S'étant placée sous le régime de l'article 1115 du code général des impôts, elle s'est engagée à revendre le bien dans un délai de 4 ans et a bénéficié de la seule taxation au titre des droits de mutation au taux de 0,60% puisqu'elle avait le 21 août 2001 adressé au centre des impôts la déclaration d'existence prévue par l'article 852 du même code relative à l'activité de marchand de biens.
L'objet social de la société SNC SPV Cergy a été modifié par décision de l'assemblée générale du 20 septembre 2002 et étendu à l'activité de marchand de biens.

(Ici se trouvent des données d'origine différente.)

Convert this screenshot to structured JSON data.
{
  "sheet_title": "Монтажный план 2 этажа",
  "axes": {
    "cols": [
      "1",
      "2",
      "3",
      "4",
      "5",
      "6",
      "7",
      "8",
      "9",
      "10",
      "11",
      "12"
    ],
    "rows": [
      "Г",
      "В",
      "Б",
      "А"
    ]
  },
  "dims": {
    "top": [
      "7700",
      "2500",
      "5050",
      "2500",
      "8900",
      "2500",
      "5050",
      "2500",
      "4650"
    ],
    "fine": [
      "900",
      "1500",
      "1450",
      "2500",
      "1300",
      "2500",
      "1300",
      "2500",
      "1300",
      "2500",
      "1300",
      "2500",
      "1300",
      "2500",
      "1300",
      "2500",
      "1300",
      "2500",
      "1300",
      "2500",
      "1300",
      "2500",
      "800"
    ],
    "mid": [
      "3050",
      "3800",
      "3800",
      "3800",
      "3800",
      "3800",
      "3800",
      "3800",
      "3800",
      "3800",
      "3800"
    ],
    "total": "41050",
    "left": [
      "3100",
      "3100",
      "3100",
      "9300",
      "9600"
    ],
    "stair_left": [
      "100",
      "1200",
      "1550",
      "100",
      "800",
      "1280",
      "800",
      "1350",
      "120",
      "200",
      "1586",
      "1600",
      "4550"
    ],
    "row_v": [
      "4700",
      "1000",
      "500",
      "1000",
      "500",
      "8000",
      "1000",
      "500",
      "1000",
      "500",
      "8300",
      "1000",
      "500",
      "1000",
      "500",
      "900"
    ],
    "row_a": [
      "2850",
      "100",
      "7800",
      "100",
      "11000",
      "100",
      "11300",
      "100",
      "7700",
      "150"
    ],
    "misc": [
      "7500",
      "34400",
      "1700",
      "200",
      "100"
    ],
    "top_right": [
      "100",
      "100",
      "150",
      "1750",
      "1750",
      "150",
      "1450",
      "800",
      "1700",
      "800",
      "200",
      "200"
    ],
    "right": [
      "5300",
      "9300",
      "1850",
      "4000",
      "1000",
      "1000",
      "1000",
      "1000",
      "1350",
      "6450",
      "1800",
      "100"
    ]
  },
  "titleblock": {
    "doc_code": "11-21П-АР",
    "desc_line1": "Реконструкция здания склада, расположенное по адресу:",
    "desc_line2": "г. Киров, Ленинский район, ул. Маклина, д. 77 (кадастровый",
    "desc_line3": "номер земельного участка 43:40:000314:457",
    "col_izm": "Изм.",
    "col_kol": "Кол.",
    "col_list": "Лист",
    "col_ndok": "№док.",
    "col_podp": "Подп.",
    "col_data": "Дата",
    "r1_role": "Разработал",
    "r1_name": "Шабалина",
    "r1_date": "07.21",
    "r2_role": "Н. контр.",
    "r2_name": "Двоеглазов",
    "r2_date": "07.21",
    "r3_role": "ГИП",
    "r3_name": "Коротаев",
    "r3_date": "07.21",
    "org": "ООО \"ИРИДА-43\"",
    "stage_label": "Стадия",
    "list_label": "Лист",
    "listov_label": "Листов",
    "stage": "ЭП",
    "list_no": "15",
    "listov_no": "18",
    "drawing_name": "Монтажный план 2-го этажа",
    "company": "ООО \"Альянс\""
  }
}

Par acte du 18 décembre 2003, la SNC SPV Cergy a revendu à la SNC NATIONCREDIMURS l'immeuble situé [Adresse 1] pour le prix de 21.200.000 euros , étant précisé que cette vente constituait le premier terme d'une opération de cession-bail à intervenir. Cette vente a été soumise exclusivement à la taxe de 0,60% .
La SNC SPV Cergy a fait l'objet d'une vérification de comptabilité qui a donné lieu à la contestation, par la direction générale des impôts, de sa qualité de marchands de biens et, en conséquence, de son droit au bénéfice du régime favorable de l'article 1115 du code général des impôts.
L'administration fiscale a procédé au rappel des droits de mutation et notifié un redressement le 20 novembre 2006 à hauteur de 880 076 euros au titre des droits et de 342 829 euros au titre des intérêts. Les diverses réclamations de la SNC SPV Cergy n'ont pas abouti et un avis de mise en recouvrement a été notifié le 10 mai 2007, lequel a été annulé et remplacé par un nouvel avis de mise en recouvrement du 6 mars 2008 pour un montant identique.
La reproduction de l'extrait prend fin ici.